The film suffered several Covid-related shutdowns as it filmed in Los Angeles and Palm Springs, requiring an extension of the shoot dates. That’s not uncommon these days. The budget also ballooned from a planned $20 million to between $30 million and $35 million, per sources. As with many Covid-era films, the delays led to conflicts with the schedules of key collaborators. To keep one of those artisans on set as long as possible, Wilde asked Warner Bros. to pay for a private jet to facilitate travel, a request Warners’ then-chairman Toby Emmerich denied. So Wilde paid the $28,000 PJ costs herself. Given the Covid hurdles, one source at Warners said the studio didn’t consider this project to be particularly challenged. New Line’s Richard Brener, the lead executive on the film, has told people he would work with Wilde again. 

That’s why the Wilde media meltdown is so odd. She’s sullying her own film. Even the greenest stars these days know to stay on-message, lest you become grist for the aggregator mills and social media hordes. Doesn’t Wilde—a 38-year old who is under a microscope, has been doing this for a long time, is enjoying the kind of platform reserved for the upper echelon of filmmakers, and even happens to be the child of journalists—know better? She must, right? 
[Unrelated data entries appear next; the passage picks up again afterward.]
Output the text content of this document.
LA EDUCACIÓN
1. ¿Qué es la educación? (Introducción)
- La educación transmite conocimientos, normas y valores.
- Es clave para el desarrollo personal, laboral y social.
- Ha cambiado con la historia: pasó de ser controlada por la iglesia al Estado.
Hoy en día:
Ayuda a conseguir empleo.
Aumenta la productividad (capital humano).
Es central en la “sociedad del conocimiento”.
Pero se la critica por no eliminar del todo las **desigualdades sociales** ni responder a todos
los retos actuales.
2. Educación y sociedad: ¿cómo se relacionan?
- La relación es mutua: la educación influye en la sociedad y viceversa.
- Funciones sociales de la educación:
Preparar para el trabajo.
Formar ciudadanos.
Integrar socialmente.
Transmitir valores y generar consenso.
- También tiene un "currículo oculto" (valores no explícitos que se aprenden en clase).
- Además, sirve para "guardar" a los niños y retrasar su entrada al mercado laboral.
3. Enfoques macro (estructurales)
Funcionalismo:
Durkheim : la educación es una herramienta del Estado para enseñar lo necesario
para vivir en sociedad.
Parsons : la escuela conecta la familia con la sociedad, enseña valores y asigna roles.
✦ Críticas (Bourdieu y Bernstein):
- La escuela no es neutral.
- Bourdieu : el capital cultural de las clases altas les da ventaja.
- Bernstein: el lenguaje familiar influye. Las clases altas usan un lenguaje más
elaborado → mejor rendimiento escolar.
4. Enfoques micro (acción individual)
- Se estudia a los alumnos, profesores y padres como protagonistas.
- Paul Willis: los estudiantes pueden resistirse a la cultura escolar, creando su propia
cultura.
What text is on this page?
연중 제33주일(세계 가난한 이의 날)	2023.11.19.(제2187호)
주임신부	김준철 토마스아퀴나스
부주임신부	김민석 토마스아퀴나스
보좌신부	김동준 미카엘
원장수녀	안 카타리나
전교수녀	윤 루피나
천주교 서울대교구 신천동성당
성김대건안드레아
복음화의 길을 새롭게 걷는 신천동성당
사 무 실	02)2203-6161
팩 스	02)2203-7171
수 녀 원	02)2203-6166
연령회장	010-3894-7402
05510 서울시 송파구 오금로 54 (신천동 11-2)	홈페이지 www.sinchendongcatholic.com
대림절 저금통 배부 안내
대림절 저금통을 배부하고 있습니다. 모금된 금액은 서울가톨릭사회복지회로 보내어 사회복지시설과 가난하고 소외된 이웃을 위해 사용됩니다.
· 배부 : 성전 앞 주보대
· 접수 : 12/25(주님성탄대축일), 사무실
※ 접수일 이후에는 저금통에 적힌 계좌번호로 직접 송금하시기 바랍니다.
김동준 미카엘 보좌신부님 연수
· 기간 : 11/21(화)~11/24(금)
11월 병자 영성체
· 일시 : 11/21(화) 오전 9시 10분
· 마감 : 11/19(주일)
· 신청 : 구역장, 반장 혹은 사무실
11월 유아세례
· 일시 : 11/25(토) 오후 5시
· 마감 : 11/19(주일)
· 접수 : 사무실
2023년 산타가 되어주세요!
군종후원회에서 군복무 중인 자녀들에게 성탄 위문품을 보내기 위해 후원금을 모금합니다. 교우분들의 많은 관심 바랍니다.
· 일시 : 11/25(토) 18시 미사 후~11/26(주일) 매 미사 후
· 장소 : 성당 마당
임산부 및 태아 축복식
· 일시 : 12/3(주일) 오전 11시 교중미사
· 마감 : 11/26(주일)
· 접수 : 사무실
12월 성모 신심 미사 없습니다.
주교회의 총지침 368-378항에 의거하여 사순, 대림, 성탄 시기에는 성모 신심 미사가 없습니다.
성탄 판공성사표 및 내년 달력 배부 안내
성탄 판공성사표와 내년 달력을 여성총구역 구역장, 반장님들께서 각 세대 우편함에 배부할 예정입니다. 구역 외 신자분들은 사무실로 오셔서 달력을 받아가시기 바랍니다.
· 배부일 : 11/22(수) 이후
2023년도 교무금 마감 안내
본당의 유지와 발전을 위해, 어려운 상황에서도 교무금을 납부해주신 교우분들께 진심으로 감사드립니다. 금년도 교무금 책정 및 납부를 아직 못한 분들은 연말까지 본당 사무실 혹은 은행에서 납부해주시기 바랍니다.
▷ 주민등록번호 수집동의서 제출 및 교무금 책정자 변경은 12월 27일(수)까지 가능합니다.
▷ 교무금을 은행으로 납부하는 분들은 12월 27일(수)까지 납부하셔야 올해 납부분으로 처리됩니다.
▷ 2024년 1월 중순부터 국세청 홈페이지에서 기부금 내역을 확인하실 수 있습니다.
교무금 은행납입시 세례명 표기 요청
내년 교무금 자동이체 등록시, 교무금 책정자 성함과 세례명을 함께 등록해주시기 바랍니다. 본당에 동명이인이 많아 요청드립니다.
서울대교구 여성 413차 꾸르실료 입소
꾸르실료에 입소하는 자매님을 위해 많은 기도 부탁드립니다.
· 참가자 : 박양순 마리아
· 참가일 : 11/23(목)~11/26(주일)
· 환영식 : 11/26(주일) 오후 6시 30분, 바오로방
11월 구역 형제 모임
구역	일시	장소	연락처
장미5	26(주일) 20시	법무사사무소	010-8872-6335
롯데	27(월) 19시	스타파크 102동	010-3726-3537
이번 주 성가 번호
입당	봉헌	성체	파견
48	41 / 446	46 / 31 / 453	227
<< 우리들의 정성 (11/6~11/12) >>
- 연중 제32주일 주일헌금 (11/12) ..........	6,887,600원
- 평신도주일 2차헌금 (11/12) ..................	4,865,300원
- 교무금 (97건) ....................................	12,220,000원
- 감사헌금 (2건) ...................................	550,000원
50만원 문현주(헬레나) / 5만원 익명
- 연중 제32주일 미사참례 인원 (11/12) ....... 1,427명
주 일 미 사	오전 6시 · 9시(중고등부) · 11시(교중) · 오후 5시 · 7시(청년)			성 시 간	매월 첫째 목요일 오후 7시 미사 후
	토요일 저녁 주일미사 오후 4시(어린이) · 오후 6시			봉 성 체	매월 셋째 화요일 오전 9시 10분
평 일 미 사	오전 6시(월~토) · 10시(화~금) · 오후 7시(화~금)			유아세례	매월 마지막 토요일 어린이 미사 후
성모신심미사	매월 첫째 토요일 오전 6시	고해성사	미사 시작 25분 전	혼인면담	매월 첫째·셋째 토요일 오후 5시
None of this matters, of course, if the movie opens. And maybe this will all be additive. David Herrin of The Quorum did some polling this weekend, and the preliminary result is that awareness of Don’t Worry Darling increased from 17 percent to 21 percent this week. That’s a 24 percent spike, likely driven by the noise, though overall awareness of the film is still low. (TV ads haven’t started.) Interestingly, among those who learned about this film this week, about 70 percent said the news made them want to see the movie more.

So we’ll see. If so, Wilde may have the last laugh here. And then maybe we’ll all herald her as a media genius.